What is the point of an ecolabelling scheme for print?

There are numerous ecolabeling schemes around but only a few, such as those in Scandinavia and Hong Kong, are specific to printed matter.

Schemes like the European Ecolabel or the German Blue Angel are generic, rather than being specific to print. The benefit of having a dedicated ecolabeling scheme is that it can be easier for printers and publishers to follow, and for consumers to understand.

A truly local scheme can be configured to meet the needs of a specific country or state. Some schemes are more rigorous than others to reflect the local reality. They evolve by starting off gently to encourage awareness and uptake, and get tougher following regular reviews and market response.

There is a more important point to consider however. What is the point of an ecolabeling scheme for print? This is probably the hardest question to answer, because unless a labelling scheme delivers real benefit for printers, publishers and consumers it isn’t really worthwhile.


Making a label credible takes investment into the scheme’s design and credibility. It takes even more effort to develop the market and this requires a hefty dose of communications and PR, much as it does to establish a brand.

The label must deliver clear benefits to all parts of the print media supply chain, such as data for carbon offsetting, and this is where it gets tricky. Environmental labels for print are only valuable, if they are part of a wider effort to promote print’s effectiveness and sustainability in the age of electronic communications.

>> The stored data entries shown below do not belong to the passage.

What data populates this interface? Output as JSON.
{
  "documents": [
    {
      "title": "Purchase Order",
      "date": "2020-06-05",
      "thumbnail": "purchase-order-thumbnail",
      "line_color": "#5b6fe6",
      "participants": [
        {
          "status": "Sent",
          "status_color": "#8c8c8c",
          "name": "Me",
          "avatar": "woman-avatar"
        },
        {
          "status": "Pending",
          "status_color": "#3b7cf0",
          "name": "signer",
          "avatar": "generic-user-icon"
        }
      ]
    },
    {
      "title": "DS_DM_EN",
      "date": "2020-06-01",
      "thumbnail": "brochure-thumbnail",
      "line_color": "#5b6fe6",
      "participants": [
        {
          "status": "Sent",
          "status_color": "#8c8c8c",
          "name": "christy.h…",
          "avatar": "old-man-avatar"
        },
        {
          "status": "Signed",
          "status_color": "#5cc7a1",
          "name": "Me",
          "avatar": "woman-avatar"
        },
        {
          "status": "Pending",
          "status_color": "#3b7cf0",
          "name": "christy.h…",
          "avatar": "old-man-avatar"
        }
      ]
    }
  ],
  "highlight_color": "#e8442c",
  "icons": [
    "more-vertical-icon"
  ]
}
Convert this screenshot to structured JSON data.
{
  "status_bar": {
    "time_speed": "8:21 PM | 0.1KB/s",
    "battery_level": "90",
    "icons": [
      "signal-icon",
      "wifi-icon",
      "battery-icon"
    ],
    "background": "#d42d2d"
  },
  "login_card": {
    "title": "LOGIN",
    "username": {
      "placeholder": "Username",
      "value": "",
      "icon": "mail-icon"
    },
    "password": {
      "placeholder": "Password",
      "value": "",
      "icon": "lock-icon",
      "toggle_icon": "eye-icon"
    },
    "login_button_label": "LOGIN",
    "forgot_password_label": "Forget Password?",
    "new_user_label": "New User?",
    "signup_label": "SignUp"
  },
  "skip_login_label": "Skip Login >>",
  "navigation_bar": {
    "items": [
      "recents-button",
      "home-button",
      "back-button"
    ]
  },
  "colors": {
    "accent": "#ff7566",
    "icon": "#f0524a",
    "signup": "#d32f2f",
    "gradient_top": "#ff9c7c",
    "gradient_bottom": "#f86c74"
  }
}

Encouraging markets to really care about an environmental label’s details is an uphill struggle. Print already battles against the perception that it’s wasteful, so perhaps we need to do more to get people to care more about ecolabeling.


People are not particularly motivated to read labels, unless they can relate to their content. We care about calories and nutritional data for food, active ingredients for pharmaceuticals and chemicals in cleaning products. But what possible interest is there in print’s ecofriendliness in such a context?

None is the answer which is why ecolabels for printed matter should be presented in the context of environmental and human health. Establishing a link to the planet and peoples’ wellbeing might encourage everyone to take print’s sustainability message more seriously.

This means that the criteria used in print ecolabels should include toxicity and recyclability data, as well as wider Life Cycle Analysis details. Ecolabels for print could include some sort of rating scheme that explains in simple terms the environmental friendliness of a given piece of print.


If people could make simple comparisons, particularly at local level, they might take all the chat about print’s sustainability more seriously.